Buna sakince " Çantama koymayı unutmuşum hocam. " dedim. Huriye cadısı bana bön bön bakarken aynı savaştan çıkmış kadınlara benziyordu.
Huriye cadısı:" En önde oturuyorsun bundan sonra küçük sinsirella!! "
" Hocam bu çok ağır olmadı mı? Hem sinsirella nedir hocam? "
" Hadi çabuk geç de dersimi kaynatma! "
Oflayarak orta sıradaki en ön sıraya geçtim. Artık yanımda Kerim diye biri oturuyordu.Yanına oturunca hafif gülümseyip " Hoşgeldin. "
dedi. Bende zor da olsa gülümseyip " Hoşbulduk. " dedim. Kesin Kerim'de çalışkandı. Dikkatlice dersi dinliyor ve ara sıra notlar alıyordu. Biranda kafasını bana çevirip:" Neden beni izliyorsun? Biliyorum çok yakışıklıyım ama bu hakkımı sonra kullanmak istiyorum. "
" Saçmalama lan. Çalışkan olup olmadığını düşünüyordum. Yaw arkadaş bu sınıfta da herkesin ego problemi var. "
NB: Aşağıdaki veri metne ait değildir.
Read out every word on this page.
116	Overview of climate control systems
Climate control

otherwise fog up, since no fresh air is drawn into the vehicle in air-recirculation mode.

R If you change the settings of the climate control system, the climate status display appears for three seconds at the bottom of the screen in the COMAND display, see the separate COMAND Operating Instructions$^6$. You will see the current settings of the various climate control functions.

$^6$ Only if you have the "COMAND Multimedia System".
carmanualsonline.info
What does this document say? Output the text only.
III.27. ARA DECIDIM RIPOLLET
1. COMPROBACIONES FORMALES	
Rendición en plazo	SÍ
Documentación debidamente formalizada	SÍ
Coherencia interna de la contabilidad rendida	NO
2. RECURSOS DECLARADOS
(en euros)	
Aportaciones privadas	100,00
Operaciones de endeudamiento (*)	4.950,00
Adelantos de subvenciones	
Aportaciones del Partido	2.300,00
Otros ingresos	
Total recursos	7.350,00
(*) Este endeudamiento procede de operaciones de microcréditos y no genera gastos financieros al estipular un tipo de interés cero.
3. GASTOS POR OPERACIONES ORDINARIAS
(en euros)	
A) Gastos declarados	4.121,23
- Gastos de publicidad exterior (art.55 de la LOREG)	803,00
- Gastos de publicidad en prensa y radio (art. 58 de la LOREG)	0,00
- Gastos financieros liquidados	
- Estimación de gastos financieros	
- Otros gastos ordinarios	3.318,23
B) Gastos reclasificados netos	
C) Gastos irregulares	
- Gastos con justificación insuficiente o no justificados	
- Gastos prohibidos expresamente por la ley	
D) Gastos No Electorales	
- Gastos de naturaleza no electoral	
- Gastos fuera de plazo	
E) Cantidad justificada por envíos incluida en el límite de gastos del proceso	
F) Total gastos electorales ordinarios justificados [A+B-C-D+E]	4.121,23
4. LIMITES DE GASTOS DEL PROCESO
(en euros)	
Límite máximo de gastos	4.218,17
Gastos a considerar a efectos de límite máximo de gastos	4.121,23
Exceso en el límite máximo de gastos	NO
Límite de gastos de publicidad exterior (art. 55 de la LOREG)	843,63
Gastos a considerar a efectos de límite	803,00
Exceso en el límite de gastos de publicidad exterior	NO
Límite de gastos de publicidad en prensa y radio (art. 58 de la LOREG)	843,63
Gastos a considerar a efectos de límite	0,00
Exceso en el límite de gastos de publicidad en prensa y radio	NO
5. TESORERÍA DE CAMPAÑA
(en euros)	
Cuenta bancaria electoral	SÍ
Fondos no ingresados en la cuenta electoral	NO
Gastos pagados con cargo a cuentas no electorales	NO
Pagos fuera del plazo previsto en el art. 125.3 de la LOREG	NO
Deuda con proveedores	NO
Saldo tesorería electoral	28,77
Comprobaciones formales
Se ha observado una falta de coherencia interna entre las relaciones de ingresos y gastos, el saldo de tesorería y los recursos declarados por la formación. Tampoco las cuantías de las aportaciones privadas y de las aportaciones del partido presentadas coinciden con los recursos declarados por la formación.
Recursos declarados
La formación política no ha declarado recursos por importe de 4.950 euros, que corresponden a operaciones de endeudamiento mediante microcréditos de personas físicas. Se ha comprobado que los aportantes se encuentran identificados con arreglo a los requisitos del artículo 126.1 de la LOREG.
" Hı hı tâbi. Neyse çıkışta benle bir şeyler içer misin? "
" Egosu tavan yapmış insanla mı? Tâbi ki de Hayır! "
" Peki öyle olsun. "
Acaba Sedat ve Ediz ne yapıyordu. Onları görmek için kafamı sola çevirdim. Sedat Huriye cadısını dinliyordu ama Ediz bana bakıyordu. Bana bakarken yakalandığını için kafasını başka yöne doğru çevirdi. Biraz da kızgın gözüküyordu. Neden bana bakıyordu ki?
Huriye cadısı yine önemli bir şey konuşcakmış gibi sınıfın susmasını bekledi. Ardından " Evet çocuklar sizin de bildiğiniz gibi dönemin başındayız. Benim size proje girmem gerekli. Bunun için herkes yanında ki sıra arkadaşı ile geometri maketleri yapacak. İki hafta süreniz var. " dedi.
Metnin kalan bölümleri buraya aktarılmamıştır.